U.S. House Speaker John Boehner is nothing if not candid.

He told Jay Leno this week that he likes smoking cigarettes too much to be president of the United States. He won’t quit the nasty habit. So there, he said. He ain’t going to run for president.

John Boehner Likes Smoking Too Much to Be President

I’m glad that smoking is now seen as a deal-breaker for anyone who wants to run for the highest office in the land. Think of it. The president has a Presidential Council on Fitness; he names a director to run the organization. Smoking is a key component in the message the office delivers, which is to say that children shouldn’t smoke, because the habit can kill you.

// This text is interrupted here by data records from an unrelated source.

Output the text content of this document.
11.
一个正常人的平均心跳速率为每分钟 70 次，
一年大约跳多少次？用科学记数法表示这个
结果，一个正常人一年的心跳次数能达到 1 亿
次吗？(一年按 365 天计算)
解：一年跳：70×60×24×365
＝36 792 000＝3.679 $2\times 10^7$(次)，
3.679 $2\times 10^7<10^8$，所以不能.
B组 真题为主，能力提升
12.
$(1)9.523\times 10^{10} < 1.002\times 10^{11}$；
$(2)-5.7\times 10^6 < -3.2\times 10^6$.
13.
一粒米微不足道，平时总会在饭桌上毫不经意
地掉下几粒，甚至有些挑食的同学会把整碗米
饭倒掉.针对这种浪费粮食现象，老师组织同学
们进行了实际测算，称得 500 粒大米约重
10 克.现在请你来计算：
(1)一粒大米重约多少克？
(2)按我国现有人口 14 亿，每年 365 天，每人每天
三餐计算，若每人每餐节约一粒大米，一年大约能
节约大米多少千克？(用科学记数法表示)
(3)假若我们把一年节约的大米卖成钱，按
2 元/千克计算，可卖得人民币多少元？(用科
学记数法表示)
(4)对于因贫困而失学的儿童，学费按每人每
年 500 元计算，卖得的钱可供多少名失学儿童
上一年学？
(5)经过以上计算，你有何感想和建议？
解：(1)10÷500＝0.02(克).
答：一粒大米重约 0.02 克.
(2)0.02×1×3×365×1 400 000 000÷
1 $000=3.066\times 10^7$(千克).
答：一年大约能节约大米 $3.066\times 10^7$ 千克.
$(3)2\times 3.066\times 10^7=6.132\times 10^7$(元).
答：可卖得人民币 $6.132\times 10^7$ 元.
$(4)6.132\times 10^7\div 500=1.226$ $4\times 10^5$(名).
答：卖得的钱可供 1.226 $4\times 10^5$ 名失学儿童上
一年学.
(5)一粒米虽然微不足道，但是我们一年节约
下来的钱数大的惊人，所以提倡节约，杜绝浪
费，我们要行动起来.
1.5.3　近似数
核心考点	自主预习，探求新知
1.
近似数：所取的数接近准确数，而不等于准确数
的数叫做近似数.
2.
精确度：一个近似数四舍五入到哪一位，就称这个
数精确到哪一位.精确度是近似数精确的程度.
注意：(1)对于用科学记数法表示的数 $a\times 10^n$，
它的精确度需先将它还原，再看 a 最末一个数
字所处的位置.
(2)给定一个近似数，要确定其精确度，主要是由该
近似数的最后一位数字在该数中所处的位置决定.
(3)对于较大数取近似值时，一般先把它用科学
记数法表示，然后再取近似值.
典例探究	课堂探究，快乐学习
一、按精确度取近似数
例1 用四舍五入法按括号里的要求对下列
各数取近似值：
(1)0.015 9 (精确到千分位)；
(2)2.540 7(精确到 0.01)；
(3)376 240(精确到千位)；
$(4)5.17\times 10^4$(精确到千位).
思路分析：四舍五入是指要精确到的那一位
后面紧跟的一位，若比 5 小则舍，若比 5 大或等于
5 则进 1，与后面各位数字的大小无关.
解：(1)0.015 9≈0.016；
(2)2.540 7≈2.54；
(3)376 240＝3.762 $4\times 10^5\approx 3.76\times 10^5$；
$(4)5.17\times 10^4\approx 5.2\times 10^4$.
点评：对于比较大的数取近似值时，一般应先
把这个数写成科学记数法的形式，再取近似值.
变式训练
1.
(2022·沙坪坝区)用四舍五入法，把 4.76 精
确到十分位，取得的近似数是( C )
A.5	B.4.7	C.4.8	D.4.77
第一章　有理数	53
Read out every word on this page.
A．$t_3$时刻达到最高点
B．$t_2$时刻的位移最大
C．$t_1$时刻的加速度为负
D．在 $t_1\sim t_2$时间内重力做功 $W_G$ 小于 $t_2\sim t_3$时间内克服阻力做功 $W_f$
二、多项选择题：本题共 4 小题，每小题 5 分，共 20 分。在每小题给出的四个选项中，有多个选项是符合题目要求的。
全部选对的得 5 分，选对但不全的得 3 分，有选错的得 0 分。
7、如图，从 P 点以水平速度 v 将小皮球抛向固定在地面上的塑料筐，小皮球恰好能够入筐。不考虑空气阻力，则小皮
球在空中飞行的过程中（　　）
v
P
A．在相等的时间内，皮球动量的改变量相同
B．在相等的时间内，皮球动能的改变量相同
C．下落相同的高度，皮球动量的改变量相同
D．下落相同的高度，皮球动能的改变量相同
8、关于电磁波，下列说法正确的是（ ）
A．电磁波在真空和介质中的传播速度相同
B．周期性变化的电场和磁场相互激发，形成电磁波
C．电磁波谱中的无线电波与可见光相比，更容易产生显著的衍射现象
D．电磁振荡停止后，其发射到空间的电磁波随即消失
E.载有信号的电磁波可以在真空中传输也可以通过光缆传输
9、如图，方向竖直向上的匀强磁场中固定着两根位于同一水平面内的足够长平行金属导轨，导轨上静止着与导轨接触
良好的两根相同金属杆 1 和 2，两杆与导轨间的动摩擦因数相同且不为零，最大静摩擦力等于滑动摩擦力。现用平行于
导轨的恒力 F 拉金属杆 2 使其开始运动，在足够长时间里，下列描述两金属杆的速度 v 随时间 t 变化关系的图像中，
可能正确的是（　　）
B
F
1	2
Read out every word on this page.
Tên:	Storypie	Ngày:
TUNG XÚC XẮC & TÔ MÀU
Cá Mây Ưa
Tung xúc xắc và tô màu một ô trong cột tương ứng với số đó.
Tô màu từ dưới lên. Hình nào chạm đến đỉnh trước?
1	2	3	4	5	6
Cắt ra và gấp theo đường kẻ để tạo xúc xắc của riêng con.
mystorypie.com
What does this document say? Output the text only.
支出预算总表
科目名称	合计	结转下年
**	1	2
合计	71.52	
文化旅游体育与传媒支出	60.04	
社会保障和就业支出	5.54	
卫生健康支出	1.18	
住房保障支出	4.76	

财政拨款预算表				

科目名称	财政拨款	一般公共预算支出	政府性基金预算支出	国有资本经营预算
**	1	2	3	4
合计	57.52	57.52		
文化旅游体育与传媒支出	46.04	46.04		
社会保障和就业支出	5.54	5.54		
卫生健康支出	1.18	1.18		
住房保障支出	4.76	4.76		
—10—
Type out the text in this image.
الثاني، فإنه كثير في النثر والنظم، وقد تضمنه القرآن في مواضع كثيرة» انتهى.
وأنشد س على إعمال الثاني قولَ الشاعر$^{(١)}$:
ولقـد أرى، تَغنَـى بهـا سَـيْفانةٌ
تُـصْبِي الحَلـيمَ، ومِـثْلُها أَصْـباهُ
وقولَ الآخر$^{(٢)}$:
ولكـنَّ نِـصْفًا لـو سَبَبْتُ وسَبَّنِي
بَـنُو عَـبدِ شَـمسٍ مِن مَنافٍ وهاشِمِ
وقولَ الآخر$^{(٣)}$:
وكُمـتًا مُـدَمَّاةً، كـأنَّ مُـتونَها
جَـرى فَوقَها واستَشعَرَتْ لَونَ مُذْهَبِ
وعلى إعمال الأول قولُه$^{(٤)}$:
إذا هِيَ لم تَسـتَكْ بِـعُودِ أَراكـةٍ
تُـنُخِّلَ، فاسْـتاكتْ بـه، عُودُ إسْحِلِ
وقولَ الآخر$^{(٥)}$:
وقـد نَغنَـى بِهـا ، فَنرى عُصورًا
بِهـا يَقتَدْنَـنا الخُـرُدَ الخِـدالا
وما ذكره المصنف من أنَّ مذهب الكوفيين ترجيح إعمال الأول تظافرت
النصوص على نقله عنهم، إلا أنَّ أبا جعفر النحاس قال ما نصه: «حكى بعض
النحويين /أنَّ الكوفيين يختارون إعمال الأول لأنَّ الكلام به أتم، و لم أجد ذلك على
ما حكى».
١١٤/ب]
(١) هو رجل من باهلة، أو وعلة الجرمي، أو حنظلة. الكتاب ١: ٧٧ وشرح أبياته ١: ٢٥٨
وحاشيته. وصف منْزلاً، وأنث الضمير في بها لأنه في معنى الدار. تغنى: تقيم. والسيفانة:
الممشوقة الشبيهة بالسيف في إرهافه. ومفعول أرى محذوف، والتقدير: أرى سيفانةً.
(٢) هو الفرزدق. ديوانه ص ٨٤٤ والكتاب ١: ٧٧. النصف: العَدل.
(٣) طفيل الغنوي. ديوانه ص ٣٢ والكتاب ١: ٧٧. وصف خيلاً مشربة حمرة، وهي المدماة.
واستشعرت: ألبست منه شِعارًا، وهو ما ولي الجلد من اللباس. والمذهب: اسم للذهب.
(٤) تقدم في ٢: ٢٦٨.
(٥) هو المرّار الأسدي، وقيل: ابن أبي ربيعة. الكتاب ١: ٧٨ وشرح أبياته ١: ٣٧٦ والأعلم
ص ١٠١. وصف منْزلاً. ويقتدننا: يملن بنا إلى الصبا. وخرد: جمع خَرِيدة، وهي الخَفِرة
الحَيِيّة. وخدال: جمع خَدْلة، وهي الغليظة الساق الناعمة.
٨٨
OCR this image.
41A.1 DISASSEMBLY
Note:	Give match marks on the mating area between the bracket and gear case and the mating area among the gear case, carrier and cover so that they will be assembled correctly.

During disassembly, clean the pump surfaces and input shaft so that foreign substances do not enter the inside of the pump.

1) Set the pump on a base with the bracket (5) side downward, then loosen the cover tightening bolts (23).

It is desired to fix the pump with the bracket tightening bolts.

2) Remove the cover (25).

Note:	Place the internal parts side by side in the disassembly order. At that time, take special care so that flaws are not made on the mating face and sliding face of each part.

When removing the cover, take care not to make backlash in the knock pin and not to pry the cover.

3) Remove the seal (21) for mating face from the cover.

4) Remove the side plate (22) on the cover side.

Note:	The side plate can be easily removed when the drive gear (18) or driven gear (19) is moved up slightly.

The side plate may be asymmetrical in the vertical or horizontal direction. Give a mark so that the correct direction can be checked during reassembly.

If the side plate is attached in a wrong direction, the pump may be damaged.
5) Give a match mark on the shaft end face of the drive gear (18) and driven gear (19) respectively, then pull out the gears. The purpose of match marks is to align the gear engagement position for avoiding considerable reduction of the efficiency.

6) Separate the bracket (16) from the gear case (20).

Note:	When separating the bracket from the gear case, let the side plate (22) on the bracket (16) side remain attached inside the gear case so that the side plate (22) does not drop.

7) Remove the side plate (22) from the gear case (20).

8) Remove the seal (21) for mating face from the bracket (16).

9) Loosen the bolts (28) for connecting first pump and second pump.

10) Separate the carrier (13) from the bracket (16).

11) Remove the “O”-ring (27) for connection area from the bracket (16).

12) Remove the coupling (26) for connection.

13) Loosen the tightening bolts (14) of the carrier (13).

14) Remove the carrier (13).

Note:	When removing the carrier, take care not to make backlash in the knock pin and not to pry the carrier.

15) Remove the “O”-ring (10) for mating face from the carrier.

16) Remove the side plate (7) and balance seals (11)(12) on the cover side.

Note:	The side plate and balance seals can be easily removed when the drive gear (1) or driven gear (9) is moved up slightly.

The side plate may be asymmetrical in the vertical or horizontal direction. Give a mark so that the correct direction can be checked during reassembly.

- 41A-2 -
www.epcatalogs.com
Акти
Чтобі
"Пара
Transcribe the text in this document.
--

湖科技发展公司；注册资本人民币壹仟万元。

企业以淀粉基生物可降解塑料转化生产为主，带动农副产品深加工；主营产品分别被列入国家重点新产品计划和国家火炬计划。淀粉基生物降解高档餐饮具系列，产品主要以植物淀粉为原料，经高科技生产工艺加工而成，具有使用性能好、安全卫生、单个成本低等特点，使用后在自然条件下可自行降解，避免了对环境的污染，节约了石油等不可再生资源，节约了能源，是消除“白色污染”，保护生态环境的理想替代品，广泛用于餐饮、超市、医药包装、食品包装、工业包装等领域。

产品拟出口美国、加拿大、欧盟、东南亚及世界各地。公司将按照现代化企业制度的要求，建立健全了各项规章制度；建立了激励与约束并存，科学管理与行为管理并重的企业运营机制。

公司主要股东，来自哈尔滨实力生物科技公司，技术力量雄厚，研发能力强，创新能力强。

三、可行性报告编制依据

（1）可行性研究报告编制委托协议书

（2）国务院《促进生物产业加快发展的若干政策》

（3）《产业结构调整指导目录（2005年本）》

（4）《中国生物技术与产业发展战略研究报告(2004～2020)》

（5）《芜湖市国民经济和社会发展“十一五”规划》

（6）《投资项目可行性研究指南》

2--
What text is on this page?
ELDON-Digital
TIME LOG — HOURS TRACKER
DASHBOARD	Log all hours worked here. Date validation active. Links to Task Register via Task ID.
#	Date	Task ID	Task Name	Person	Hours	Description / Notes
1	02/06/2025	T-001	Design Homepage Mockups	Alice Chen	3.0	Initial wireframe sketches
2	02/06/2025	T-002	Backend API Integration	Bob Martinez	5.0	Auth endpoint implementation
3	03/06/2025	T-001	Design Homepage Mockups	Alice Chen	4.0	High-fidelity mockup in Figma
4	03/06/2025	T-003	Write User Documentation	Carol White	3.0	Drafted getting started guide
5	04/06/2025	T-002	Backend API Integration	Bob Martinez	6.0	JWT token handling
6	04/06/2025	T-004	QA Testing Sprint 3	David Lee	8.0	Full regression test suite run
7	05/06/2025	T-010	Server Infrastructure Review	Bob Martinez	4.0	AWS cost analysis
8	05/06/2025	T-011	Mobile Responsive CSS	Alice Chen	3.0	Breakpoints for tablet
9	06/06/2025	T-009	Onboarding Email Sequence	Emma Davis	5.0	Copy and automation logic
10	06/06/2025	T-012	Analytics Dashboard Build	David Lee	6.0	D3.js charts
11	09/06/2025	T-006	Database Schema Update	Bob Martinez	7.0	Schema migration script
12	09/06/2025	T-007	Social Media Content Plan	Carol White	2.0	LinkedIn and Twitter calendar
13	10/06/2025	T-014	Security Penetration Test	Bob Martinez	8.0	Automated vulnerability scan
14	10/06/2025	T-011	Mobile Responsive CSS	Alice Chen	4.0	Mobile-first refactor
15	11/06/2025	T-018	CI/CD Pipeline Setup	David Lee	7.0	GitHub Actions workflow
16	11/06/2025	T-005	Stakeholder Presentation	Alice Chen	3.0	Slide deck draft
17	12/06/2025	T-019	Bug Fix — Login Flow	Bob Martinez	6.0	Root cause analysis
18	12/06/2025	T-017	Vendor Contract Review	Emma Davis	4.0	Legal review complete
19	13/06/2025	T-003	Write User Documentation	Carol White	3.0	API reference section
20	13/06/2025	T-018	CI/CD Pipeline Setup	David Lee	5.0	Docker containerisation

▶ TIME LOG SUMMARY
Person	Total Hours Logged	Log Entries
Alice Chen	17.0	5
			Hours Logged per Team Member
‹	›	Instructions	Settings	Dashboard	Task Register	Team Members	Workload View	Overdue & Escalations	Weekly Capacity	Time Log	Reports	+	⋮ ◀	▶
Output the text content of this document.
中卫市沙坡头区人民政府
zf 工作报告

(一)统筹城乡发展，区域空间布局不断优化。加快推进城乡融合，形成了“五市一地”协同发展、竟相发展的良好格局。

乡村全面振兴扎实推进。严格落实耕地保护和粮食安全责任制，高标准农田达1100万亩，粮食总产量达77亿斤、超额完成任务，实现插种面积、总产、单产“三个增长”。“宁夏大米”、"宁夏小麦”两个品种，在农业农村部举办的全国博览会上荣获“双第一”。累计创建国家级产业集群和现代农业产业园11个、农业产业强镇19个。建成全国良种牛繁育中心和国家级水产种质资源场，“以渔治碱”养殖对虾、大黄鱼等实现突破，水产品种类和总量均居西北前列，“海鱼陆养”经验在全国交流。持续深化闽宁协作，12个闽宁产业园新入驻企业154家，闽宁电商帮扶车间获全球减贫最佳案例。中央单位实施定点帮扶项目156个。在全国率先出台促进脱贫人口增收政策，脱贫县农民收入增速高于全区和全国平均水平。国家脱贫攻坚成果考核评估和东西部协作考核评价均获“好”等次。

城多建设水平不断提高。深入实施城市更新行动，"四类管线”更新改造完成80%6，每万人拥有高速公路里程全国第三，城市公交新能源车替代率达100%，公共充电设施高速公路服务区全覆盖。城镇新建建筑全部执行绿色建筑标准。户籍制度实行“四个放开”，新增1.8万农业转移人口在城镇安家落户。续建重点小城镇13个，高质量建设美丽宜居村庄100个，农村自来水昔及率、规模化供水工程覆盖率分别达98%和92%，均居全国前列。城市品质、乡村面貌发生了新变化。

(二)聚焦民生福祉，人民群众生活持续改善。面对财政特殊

The current president used to smoke but has quit — he says. No one has yet confirmed it independently, at least I’m not aware of any confirmation. Even so, no one ever would see Barack Obama lighting up.

It didn’t used to be this way. President Franklin Roosevelt famously smoked cigarettes with that cigarette holder cocked in that famously “jaunty” angle. President John Kennedy was known to light up a stogie in the Oval Office while pondering the issues of the day. President Richard Nixon didn’t smoke, but first lady Pat Nixon did — although no one ever saw her in public; same thing was said of Jackie Kennedy, come to think of it.

President Bill Clinton? Hmmm. How do we handle this one? I guess he smoked cigars, but as we learned to our national disgrace, he did other things with them that didn’t require them to be lit.

Speaker Boehner declaration takes one national politician out of the hunt for the presidency in 2016. Other issues may derail potential candidates. I’ll give the speaker credit, though, for his forthrightness on a disgusting habit that in this day and time has no place in the Oval Office.